News » Dominic Raj, MD, Receives Funding to Investigate Role of Microbiome in...

Dominic Raj, MD, Receives Funding to Investigate Role of Microbiome in Potassium Homeostasis

Dominic Raj, MD, professor of medicine at the George Washington University (GW) School of Medicine and Health Sciences, and his research team have received a research grant of more than $200,000 from Relypsa, a Vifor Pharma Group company, to investigate a therapy for hyperkalemia. Relypsa is a biopharmaceutical company focused in polymer-based medicines for undertreated conditions.

The grant will support an investigation into the role of the gut microbiome in potassium homeostasis in patients with end-stage renal disease (ESRD) and hyperkalemia.

Hyperkalemia is one of the most common complications in patients on dialysis and can result in cardiac arrhythmias, and in some cases, skeletal muscle paralysis. It is a common cause of death in patients with ESRD.

Nephrologists will typically treat patients with resins to bind the potassium and restrict a patient’s diet to foods not high in potassium content as a measure of preventing hyperkalemia.
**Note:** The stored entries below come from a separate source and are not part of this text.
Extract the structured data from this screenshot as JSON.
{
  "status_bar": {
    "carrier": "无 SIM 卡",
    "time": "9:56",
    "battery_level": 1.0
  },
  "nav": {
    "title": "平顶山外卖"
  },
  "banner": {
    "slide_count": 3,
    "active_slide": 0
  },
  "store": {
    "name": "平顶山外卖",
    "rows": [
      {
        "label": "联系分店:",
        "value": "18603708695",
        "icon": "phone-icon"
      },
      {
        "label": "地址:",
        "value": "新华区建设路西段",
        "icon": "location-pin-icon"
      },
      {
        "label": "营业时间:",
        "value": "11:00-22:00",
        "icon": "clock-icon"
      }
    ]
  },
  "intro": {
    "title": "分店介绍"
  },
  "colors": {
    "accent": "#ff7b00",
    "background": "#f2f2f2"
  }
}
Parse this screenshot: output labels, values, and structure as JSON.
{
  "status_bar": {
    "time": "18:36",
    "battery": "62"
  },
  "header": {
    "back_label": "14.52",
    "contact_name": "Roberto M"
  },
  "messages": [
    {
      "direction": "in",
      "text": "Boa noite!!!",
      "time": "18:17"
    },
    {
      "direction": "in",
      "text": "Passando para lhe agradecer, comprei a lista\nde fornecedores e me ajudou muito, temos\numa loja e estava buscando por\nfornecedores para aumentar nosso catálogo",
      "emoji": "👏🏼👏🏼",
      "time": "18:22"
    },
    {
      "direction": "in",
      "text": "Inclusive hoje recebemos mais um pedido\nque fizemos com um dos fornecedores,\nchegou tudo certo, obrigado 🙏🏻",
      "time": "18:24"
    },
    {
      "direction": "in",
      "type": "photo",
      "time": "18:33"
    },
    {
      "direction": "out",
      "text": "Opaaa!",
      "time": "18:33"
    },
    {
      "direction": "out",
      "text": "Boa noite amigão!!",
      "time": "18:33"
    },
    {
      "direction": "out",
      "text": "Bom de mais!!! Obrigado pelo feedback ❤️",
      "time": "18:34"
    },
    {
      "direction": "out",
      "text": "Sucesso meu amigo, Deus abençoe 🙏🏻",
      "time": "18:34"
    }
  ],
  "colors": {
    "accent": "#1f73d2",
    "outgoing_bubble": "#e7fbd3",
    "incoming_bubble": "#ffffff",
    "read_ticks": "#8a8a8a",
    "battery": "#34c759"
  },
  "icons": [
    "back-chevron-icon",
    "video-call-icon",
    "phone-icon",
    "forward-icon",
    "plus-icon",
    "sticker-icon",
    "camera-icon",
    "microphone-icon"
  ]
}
“Acutely lowering serum potassium by dialysis could be harmful and lead to sudden cardiac death,” Raj explained.

Typically, the gut is responsible for only 5 percent of potassium excretion; however, in patients with ESRD, it can account for about 30 percent. Raj and his team are using patiromer, a product made by Relypsa, to bind potassium and remove it from the body.

Ongoing research in Raj’s laboratory is examining the change in microbiome profile and its consequence on the health of patients with kidney disease. In this study, they will determine the impact of lowering potassium levels using patiromer on the gut microbiome.

The goal for this research is to determine if it is possible to develop a more natural microbiome-based therapy to help prevent hyperkalemia in patients on dialysis.

“We want to see if, by giving patiromer to patients on dialysis, we can artificially reduce their risk of becoming hyperkalemic and see if the microbiome profile and their metabolic function changes with it,” said Raj.

The study will pull from resources at GW and from the larger community of nephrologists across Washington, D.C., Maryland, and Virginia.